A straight line passes through the origin and is perpendicular to the line 2x + 3y = 6. This perpendicular line intersects 2x + 3y = 6 at point M. Using the concept of slopes and perpendicular lines, find the coordinates of the intersection point M.

Introduction / Context:
This question involves basic analytic geometry: slopes of lines, perpendicularity, and intersection points. Many competitive exams use such problems to test your ability to convert between different forms of line equations and to apply algebraic methods to find coordinates of intersection points.

Given Data / Assumptions:

• The given line has equation 2x + 3y = 6.
• A new line passes through the origin (0, 0).
• The new line is perpendicular to 2x + 3y = 6.
• The new line intersects 2x + 3y = 6 at point M, whose coordinates we need.

Concept / Approach:
First, find the slope of the given line by rewriting it in slope intercept form y = mx + c. A line perpendicular to a given line has a slope equal to the negative reciprocal of the original slope. Once we know the slope of the perpendicular line and the fact that it passes through the origin, we can write its equation. Finally, we solve the system of two linear equations in two variables to find the intersection point M.

Step-by-Step Solution:
Rewrite 2x + 3y = 6 as y = (-2/3)x + 2, so the slope of this line is -2/3.The slope of any line perpendicular to this is the negative reciprocal, which is 3/2.Since the perpendicular line passes through the origin, its equation is y = (3/2)x.To find M, solve 2x + 3y = 6 together with y = (3/2)x. Substitute y into the first equation: 2x + 3 * (3/2)x = 6.This gives 2x + 9x/2 = 6, so (4x + 9x) / 2 = 6, which simplifies to 13x / 2 = 6 and then x = 12/13. Substituting back into y = (3/2)x gives y = (3/2) * 12/13 = 18/13. So M is (12/13, 18/13).

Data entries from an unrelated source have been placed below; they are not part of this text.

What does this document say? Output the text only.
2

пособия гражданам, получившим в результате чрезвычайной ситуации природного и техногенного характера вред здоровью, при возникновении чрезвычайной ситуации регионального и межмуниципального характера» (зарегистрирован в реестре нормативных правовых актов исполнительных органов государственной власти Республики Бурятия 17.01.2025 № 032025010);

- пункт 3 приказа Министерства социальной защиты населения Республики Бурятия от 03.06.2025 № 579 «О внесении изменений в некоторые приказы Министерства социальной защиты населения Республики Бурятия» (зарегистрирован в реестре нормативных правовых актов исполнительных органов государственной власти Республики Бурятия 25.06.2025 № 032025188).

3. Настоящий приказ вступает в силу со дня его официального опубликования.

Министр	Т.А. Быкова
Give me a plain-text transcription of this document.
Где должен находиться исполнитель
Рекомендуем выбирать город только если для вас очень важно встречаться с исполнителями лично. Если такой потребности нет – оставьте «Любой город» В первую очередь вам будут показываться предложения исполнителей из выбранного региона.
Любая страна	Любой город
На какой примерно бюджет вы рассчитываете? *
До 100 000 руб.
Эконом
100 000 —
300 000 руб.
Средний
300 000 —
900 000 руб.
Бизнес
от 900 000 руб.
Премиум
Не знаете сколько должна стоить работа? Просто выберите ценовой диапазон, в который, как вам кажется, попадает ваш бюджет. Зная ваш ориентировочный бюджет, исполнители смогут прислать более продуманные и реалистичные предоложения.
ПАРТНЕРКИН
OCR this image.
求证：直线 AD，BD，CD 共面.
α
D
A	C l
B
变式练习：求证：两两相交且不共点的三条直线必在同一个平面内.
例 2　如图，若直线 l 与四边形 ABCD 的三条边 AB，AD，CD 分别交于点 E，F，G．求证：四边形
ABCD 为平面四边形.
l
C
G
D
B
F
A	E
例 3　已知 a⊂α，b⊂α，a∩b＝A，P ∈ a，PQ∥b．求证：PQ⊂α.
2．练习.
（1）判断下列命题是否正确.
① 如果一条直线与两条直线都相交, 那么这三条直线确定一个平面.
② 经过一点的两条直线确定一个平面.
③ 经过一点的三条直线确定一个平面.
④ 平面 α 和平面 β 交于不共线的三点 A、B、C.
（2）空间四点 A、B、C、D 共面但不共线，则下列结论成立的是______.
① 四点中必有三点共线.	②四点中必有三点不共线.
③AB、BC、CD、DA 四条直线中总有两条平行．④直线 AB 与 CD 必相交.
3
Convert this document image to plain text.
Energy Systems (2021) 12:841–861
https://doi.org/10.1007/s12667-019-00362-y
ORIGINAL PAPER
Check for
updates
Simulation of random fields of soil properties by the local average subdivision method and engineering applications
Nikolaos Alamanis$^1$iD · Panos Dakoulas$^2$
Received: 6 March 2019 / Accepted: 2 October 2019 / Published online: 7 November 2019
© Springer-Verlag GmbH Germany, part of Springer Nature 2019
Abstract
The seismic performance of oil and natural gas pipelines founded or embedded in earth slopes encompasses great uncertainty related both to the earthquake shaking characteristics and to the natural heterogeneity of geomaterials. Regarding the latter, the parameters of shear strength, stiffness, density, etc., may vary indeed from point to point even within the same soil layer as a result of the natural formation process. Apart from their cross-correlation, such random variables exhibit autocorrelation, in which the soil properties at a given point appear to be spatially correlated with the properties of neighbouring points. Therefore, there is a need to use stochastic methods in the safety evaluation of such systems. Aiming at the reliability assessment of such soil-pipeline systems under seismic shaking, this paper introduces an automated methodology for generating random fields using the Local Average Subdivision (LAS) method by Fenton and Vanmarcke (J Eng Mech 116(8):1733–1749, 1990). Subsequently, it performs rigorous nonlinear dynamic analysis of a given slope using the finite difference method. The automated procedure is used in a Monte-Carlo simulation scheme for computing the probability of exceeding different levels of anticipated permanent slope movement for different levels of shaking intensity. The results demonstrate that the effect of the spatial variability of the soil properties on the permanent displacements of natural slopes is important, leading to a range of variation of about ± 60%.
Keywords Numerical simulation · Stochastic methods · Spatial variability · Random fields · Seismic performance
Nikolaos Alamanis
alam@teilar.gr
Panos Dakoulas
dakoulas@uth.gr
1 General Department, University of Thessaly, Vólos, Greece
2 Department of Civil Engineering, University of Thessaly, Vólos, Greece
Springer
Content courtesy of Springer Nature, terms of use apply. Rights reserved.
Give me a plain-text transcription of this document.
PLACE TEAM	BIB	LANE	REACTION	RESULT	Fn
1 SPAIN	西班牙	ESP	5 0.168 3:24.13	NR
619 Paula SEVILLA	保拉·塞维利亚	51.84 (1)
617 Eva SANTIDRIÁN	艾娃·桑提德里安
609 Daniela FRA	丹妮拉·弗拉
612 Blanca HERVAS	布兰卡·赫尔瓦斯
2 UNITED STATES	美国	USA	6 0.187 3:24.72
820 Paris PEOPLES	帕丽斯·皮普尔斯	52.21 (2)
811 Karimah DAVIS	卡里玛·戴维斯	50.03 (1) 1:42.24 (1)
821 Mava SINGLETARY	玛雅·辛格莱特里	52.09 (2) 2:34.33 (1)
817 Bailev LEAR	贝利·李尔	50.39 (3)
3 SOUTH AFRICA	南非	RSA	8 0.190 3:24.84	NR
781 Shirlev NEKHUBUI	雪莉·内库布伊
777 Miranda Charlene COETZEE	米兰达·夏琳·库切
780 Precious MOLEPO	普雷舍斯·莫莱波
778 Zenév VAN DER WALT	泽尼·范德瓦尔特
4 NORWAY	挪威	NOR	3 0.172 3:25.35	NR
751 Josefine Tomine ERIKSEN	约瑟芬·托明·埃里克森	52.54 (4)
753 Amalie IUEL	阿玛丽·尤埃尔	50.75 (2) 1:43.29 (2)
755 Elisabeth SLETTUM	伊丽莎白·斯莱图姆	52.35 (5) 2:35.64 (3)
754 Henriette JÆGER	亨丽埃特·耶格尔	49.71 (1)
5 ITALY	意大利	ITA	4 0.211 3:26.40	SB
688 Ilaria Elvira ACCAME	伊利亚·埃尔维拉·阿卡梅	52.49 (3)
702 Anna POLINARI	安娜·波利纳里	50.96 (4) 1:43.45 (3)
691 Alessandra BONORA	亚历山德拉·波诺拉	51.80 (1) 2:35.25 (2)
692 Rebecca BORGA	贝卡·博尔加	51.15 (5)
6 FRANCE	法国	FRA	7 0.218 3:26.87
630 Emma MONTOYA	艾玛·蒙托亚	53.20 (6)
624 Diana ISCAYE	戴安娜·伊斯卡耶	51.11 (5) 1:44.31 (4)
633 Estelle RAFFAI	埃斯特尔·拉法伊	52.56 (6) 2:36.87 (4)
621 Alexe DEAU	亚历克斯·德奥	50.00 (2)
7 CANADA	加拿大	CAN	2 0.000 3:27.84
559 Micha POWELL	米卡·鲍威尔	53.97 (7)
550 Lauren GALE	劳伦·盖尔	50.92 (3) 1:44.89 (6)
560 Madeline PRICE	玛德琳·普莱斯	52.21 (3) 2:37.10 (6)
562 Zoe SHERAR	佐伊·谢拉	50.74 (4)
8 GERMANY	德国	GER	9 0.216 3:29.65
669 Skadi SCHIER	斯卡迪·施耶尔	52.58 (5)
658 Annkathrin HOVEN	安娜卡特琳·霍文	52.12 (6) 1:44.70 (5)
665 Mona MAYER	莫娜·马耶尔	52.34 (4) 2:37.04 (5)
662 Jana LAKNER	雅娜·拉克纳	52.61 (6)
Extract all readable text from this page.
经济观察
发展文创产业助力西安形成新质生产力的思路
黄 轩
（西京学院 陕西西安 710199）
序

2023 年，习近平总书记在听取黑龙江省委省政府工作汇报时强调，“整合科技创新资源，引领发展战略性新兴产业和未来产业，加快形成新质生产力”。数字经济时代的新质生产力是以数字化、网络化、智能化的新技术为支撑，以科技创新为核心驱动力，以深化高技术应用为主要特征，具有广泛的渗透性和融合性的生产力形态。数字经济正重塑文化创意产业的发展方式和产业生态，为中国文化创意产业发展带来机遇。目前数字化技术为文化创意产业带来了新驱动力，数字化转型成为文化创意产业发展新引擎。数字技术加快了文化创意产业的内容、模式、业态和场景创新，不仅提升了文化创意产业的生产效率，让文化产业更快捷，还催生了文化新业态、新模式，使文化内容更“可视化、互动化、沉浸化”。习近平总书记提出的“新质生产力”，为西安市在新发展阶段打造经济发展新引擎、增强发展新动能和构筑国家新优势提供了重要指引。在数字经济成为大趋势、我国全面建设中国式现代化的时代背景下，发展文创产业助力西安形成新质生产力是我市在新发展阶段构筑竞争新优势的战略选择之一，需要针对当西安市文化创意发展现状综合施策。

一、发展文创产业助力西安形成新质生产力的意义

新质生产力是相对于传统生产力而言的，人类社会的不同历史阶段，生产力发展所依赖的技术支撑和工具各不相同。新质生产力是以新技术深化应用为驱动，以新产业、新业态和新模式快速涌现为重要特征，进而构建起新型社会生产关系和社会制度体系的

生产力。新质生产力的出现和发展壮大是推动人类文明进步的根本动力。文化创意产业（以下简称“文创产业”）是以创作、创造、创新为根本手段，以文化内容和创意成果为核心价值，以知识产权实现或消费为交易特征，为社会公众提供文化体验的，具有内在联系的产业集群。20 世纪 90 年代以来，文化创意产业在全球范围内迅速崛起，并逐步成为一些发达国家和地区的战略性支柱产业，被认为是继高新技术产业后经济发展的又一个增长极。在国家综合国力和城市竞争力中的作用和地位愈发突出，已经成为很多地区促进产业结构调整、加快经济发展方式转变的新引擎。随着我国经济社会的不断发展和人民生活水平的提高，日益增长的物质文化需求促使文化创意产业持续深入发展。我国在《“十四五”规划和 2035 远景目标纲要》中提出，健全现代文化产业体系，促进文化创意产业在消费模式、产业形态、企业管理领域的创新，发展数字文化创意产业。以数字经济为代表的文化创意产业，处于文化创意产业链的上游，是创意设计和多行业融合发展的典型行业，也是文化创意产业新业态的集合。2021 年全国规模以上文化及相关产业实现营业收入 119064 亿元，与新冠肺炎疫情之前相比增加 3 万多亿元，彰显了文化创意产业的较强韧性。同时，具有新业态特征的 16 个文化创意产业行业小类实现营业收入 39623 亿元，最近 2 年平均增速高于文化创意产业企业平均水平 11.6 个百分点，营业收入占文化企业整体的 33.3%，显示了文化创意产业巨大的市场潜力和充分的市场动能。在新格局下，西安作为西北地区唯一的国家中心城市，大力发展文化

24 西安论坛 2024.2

Verification / Alternative check:
We can verify by showing that M satisfies both equations. For 2x + 3y = 6, substitute x = 12/13, y = 18/13: 2 * 12/13 + 3 * 18/13 = 24/13 + 54/13 = 78/13 = 6, which is correct. For y = (3/2)x, we have (3/2) * 12/13 = 36/26 = 18/13, which matches y. Also, the product of slopes of the two lines is (-2/3) * (3/2) = -1, confirming perpendicularity.

Why Other Options Are Wrong:

• (6/11, 9/11) and (6/7, 9/7) do not satisfy the equation 2x + 3y = 6.
• (-6/7, 9/7) does not lie on the line through the origin with slope 3/2 and also fails the first equation.
• (12/11, 18/11) has the same ratio of y to x but gives 2x + 3y not equal to 6.

Common Pitfalls:

• Using the same slope instead of the negative reciprocal when constructing a perpendicular line.
• Making arithmetic mistakes when solving the simultaneous equations.
• Forgetting that the perpendicular line must pass through the origin, which fixes its intercept as zero.

Final Answer:
(12/13, 18/13)